La crainte d'une défiance envers les institutions
Là encore, certaines missions sont intouchables, tel "le rail, puisque nous sommes liés à un contrat avec la SNCF sur plusieurs années". "Notre priorité reste de préserver l'économie et l'emploi, alors que l'on sait que des plans sociaux vont advenir dans les mois qui viennent, mais aussi la transition agricole et écologique", ajoute Sandrine Derville. Les économies viendront plutôt de l'abandon du "soutien aux grands projets industriels" et de "la poursuite du moratoire sur les aides aux grands groupes". Si elle promet de tout faire pour préserver les services publics, elle craint que "les collectivités soient forcées, de façon injuste, de les dégrader". De quoi "générer un sentiment de mécontentement et d'abandon", estime la vice-présidente.
"Le risque est d'augmenter la détresse sociale", abonde Gervais Egault. Régis Banquet, président de Carcassonne Agglo, redoute, lui, que cela renforce "la défiance envers les institutions et favorise un comportement électoral néfaste pour le pays", soit, aux yeux de l'élu socialiste, les extrêmes. Jean-Luc Chenut identifie un autre danger : voir les Français "consentir de moins en moins à l'impôt".

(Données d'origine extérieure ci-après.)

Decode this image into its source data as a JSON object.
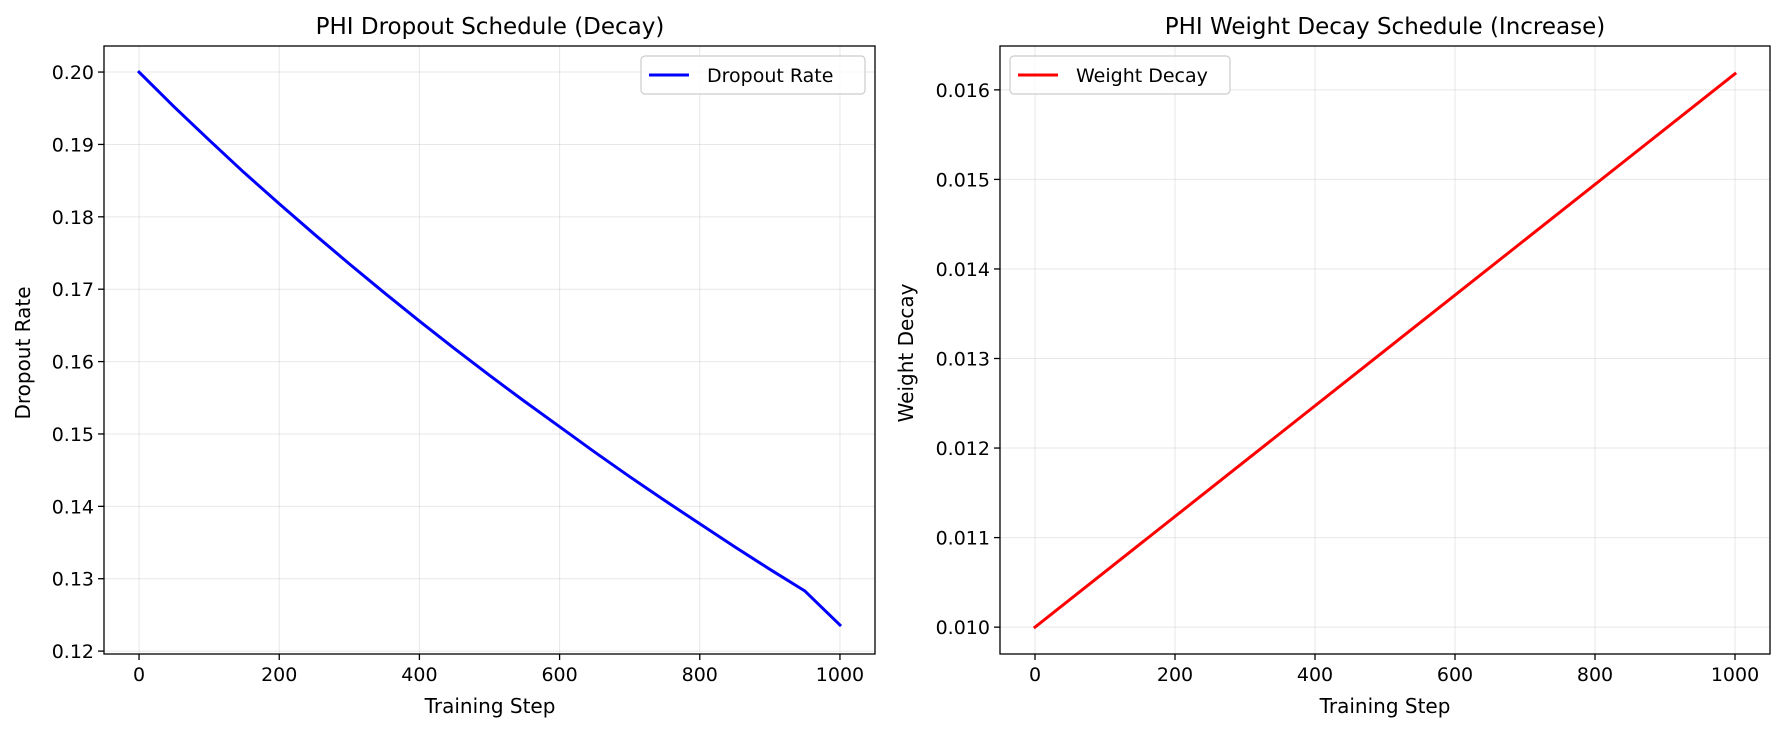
{
  "chart_data": [
    {
      "type": "line",
      "title": "PHI Dropout Schedule (Decay)",
      "xlabel": "Training Step",
      "ylabel": "Dropout Rate",
      "xlim": [
        -50,
        1050
      ],
      "ylim": [
        0.1196,
        0.2036
      ],
      "xticks": [
        0,
        200,
        400,
        600,
        800,
        1000
      ],
      "xtick_labels": [
        "0",
        "200",
        "400",
        "600",
        "800",
        "1000"
      ],
      "yticks": [
        0.12,
        0.13,
        0.14,
        0.15,
        0.16,
        0.17,
        0.18,
        0.19,
        0.2
      ],
      "ytick_labels": [
        "0.12",
        "0.13",
        "0.14",
        "0.15",
        "0.16",
        "0.17",
        "0.18",
        "0.19",
        "0.20"
      ],
      "grid": true,
      "legend_position": "upper-right",
      "series": [
        {
          "name": "Dropout Rate",
          "color": "#0000ff",
          "x": [
            0,
            50,
            100,
            150,
            200,
            250,
            300,
            350,
            400,
            450,
            500,
            550,
            600,
            650,
            700,
            750,
            800,
            850,
            900,
            950,
            1000
          ],
          "values": [
            0.2,
            0.1952,
            0.1906,
            0.1861,
            0.1818,
            0.1776,
            0.1735,
            0.1695,
            0.1656,
            0.1618,
            0.1581,
            0.1545,
            0.151,
            0.1475,
            0.1441,
            0.1408,
            0.1376,
            0.1344,
            0.1313,
            0.1283,
            0.1236
          ]
        }
      ]
    },
    {
      "type": "line",
      "title": "PHI Weight Decay Schedule (Increase)",
      "xlabel": "Training Step",
      "ylabel": "Weight Decay",
      "xlim": [
        -50,
        1050
      ],
      "ylim": [
        0.0097,
        0.01649
      ],
      "xticks": [
        0,
        200,
        400,
        600,
        800,
        1000
      ],
      "xtick_labels": [
        "0",
        "200",
        "400",
        "600",
        "800",
        "1000"
      ],
      "yticks": [
        0.01,
        0.011,
        0.012,
        0.013,
        0.014,
        0.015,
        0.016
      ],
      "ytick_labels": [
        "0.010",
        "0.011",
        "0.012",
        "0.013",
        "0.014",
        "0.015",
        "0.016"
      ],
      "grid": true,
      "legend_position": "upper-left",
      "series": [
        {
          "name": "Weight Decay",
          "color": "#ff0000",
          "x": [
            0,
            1000
          ],
          "values": [
            0.01,
            0.01618
          ]
        }
      ]
    }
  ]
}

Cette grogne a déjà poussé le gouvernement à réagir. Le Premier ministre a ainsi dévoilé cinq mesures d'atténuation à destination des départements le 15 novembre, dont la réduction de la contribution au fonds de réserve et le relèvement de 0,5 point pour trois ans du plafond des droits de mutation à titre onéreux, prélevés sur les transactions immobilières. Michel Barnier a également tâché de rassurer les maires quelques jours plus tard, affirmant que "les communes et collectivités" n'étaient pas responsables du déficit. Les pistes avancées par le chef de l'exécutif doivent être validées par les sénateurs, qui examinent le projet de budget jusqu'au 12 décembre, avant probablement une commission mixte paritaire pour trouver un compromis entre les deux chambres, et un retour à l'Assemblée nationale qui s'annonce explosif.